I haven't yet particularly seen anyone else point out that there is in fact a way to finitely Turing-compute a discrete universe with self-consistent Time-Turners in it. (In fact I hadn't yet thought of how to do it at the time I wrote Harry's panic attack in Ch. 14 of HPMOR, though a primary literary goal of that scene was to promise my readers that Harry would not turn out to be living in a computer simulation. I think there might have been an LW comment somewhere that put me on that track or maybe even outright suggested it, but I'm not sure.)

The requisite behavior of the Time Turner is known as Stable Time Loops on the wiki that will ruin your life, and known as the Novikov self-consistency principle to physicists discussing "closed timelike curve" solutions to General Relativity. Scott Aaronson showed that time loop logic collapses PSPACE to polynomial time.

I haven't yet seen anyone else point out that space and time look like a simple generalization of discrete causal graphs to continuous metrics of relatedness and determination, with c being the generalization of locality. This strikes me as important, so any precedent for it or pointer to related work would be much appreciated.

Comment author: Plasmon 28 November 2012 09:33:16AM 12 points [-]

finitely Turing-compute a discrete universe with self-consistent Time-Turners in it

In computational physics, the notion of self-consistent solutions is ubiquitous. For example, the behaviour of charged particles depends on the electromagnetic fields, and the electromagnetic fields depend on the behaviour of charged particles, and there is no "preferred direction" in this interaction.
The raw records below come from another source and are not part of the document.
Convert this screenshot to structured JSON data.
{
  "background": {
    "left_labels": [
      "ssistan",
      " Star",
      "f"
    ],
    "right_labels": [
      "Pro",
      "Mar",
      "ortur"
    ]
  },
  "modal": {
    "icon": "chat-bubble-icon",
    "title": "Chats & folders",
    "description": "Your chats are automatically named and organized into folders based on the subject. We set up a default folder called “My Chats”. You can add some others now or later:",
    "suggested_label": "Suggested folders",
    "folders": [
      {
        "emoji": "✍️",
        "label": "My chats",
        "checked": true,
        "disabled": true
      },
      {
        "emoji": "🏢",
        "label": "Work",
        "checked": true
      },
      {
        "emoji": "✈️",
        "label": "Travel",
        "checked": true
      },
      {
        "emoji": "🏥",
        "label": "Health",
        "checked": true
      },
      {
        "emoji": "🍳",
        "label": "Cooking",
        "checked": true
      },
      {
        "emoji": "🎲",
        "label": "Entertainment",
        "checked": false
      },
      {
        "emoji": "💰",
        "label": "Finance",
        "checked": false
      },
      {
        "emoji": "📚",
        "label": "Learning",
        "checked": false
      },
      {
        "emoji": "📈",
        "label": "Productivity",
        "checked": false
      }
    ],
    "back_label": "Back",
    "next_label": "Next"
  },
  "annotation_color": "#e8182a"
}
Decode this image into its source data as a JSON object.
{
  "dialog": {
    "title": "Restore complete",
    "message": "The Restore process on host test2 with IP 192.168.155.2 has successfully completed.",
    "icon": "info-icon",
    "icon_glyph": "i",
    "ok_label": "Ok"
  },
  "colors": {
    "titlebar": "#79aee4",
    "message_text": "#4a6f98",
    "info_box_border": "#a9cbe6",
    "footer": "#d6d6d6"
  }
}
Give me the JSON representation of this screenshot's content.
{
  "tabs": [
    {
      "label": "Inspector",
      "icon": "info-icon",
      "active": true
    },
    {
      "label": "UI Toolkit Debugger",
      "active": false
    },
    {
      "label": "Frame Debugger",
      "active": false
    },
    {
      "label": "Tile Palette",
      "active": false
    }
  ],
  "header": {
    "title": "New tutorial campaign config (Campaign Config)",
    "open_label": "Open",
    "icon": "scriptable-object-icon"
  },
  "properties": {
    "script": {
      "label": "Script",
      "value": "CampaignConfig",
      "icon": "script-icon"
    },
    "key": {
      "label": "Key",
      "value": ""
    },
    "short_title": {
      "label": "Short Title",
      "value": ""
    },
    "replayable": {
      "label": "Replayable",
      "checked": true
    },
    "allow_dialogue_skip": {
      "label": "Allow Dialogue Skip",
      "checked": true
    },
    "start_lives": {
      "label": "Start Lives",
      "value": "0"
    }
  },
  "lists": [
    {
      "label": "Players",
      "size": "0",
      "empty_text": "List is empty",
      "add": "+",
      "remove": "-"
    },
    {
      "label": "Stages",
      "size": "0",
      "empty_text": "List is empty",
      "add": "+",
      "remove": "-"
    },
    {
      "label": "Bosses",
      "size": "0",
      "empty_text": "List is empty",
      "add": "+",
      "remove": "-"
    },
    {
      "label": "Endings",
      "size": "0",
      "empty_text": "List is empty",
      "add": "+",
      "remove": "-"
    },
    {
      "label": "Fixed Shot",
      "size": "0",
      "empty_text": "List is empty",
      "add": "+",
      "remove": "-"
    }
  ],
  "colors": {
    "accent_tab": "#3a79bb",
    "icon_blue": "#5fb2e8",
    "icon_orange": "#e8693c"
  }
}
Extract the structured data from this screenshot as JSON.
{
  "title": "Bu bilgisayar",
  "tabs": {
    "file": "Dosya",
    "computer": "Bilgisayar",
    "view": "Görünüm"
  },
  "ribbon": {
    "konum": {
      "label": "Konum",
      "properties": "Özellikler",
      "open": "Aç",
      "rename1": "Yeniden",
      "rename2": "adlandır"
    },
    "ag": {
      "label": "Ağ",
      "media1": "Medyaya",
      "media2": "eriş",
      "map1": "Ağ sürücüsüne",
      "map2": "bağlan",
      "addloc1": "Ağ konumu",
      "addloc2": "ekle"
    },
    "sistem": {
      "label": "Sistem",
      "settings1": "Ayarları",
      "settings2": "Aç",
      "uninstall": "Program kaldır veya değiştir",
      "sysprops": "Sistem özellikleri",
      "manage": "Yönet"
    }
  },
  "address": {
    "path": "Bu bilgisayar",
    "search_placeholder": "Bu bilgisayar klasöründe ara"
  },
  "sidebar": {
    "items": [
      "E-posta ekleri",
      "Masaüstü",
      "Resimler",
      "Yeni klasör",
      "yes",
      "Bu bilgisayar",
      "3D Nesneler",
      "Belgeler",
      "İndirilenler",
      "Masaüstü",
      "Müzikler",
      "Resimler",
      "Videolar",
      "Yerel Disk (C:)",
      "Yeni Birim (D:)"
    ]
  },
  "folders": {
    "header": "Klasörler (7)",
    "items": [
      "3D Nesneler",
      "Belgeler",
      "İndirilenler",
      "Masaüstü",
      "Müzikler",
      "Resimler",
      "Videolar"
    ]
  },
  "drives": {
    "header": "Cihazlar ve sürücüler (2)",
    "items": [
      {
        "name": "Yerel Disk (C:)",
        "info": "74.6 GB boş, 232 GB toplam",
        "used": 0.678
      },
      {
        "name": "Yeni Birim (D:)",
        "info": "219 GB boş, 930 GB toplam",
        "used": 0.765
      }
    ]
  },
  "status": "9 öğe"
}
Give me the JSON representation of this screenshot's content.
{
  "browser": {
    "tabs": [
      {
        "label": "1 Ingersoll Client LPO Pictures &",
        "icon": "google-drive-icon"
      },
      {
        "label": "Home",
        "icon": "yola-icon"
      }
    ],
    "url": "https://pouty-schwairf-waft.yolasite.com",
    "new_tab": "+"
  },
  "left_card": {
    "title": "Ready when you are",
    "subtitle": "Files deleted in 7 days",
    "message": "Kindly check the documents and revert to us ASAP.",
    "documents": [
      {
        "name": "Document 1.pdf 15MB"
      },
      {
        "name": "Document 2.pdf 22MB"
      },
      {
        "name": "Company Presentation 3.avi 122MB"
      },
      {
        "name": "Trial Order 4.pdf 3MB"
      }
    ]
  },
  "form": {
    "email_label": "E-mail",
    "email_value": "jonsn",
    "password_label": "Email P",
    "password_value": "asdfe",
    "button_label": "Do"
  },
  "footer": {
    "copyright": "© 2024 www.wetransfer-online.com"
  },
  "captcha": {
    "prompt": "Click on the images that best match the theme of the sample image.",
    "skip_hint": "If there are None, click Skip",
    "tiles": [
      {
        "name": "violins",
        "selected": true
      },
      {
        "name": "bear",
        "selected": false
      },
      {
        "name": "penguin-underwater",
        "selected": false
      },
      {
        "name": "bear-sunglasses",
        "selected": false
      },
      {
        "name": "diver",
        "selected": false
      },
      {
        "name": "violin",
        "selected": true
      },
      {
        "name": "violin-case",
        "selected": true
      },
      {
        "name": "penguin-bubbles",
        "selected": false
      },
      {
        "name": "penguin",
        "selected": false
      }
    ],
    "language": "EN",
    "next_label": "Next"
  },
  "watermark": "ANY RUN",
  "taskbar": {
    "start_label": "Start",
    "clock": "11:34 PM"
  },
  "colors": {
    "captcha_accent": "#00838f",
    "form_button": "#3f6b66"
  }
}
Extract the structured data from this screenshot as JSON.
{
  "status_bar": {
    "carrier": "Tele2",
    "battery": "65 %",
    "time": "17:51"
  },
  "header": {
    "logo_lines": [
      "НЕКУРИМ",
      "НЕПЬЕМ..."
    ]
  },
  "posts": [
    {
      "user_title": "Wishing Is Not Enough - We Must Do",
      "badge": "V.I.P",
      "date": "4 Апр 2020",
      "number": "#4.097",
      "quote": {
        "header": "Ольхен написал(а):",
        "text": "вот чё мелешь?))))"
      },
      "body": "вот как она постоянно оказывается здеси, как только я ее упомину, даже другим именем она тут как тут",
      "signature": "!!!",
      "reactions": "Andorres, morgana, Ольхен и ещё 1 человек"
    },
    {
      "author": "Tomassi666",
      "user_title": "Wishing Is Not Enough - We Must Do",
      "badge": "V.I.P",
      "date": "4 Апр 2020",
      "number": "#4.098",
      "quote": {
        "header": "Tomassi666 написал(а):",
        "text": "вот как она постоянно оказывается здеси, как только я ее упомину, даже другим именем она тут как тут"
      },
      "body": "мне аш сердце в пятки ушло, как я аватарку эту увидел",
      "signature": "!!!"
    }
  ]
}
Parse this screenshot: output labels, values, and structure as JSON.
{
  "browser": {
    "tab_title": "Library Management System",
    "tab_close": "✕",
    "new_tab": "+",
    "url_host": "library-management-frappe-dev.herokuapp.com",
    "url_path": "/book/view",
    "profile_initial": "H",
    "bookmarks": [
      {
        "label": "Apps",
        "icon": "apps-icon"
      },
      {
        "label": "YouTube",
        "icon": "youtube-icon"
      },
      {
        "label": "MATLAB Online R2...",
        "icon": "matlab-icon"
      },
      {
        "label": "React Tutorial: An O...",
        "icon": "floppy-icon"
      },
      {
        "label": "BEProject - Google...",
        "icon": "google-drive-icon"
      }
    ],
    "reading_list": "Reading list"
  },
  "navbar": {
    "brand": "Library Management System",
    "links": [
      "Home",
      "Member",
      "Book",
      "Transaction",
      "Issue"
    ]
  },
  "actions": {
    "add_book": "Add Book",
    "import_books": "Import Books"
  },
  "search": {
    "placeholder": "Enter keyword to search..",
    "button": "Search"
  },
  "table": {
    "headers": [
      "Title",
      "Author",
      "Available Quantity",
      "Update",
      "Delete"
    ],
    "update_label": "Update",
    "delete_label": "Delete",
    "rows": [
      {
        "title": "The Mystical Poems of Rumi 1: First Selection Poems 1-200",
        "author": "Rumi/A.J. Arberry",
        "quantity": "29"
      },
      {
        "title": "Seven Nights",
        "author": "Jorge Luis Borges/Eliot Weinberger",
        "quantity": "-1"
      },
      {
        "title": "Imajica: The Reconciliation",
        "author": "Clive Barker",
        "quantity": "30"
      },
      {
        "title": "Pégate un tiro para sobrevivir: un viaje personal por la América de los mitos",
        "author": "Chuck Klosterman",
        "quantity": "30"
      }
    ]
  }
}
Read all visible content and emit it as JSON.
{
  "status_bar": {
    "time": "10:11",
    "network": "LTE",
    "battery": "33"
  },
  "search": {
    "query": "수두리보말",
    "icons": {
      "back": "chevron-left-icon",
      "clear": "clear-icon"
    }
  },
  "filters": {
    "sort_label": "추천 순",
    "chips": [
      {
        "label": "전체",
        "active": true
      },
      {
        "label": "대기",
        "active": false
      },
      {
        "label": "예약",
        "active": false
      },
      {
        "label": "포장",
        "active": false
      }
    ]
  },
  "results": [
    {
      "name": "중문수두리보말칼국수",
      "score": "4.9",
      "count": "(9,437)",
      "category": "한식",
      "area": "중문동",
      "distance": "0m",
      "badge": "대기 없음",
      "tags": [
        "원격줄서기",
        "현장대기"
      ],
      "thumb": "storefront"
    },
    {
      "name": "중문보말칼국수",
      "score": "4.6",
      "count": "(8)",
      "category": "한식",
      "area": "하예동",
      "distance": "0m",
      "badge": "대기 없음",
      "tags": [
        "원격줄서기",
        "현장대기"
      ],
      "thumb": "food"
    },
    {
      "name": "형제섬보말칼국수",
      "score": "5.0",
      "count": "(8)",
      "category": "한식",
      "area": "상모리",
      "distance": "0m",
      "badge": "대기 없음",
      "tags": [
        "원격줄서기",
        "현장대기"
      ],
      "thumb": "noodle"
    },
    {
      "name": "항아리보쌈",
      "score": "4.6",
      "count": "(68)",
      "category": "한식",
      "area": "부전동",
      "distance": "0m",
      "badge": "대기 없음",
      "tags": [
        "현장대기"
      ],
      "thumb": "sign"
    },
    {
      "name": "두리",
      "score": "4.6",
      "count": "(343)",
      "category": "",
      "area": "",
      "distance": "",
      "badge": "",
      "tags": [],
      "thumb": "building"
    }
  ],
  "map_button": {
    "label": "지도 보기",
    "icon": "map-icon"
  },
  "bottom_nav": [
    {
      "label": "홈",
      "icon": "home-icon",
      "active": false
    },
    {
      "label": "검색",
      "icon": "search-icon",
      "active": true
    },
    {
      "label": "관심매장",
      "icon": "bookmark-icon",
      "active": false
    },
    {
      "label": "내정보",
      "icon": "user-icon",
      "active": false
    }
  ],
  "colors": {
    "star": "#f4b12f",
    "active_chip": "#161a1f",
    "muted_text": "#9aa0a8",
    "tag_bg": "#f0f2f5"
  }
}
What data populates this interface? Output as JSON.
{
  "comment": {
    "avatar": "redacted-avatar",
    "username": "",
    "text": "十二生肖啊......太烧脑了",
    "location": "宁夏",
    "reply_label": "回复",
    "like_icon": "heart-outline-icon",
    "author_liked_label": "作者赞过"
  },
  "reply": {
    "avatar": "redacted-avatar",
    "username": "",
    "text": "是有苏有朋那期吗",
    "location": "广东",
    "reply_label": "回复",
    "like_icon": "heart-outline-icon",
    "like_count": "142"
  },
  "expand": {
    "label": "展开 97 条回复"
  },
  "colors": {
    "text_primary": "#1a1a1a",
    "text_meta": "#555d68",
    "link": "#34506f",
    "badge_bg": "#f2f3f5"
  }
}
Not surprisingly, much research has been done on methods of obtaining (approximations of) such self-consistent solutions, notably in plasma physics and quantum chemistry. just some examples.

It is true that these examples do not involve time travel, but I expect the mathematics to be quite similar, with the exception that these physics-based examples tend to have (should have) uniquely defined solutions.

Comment author: Eliezer_Yudkowsky 28 November 2012 11:16:36AM 4 points [-]

Er, I was not claiming to have invented the notion of an equilibrium but thank you for pointing this out.

Comment author: Plasmon 28 November 2012 11:48:21AM 2 points [-]

I didn't think you were claiming that, I was merely pointing out that the fact that self-consistent solutions can be calculated may not be that surprising.

Comment author: Eliezer_Yudkowsky 28 November 2012 05:59:32PM 2 points [-]

The Novikov self-consistency principle has already been invented; the question was whether there was precedent for "You can actually compute consistent histories for discrete universes." Discrete, not continuous.

Comment author: Plasmon 28 November 2012 06:49:20PM 1 point [-]

Yes, hence, "In computational physics", a branch of physics which necessarily deals with discrete approximations of "true" continuous physics. It seems really quite similar, I can even give actual examples of (somewhat exotic) algorithms where information from the future state is used to calculate the future state, very analogous to your description of a time-travelling game of life.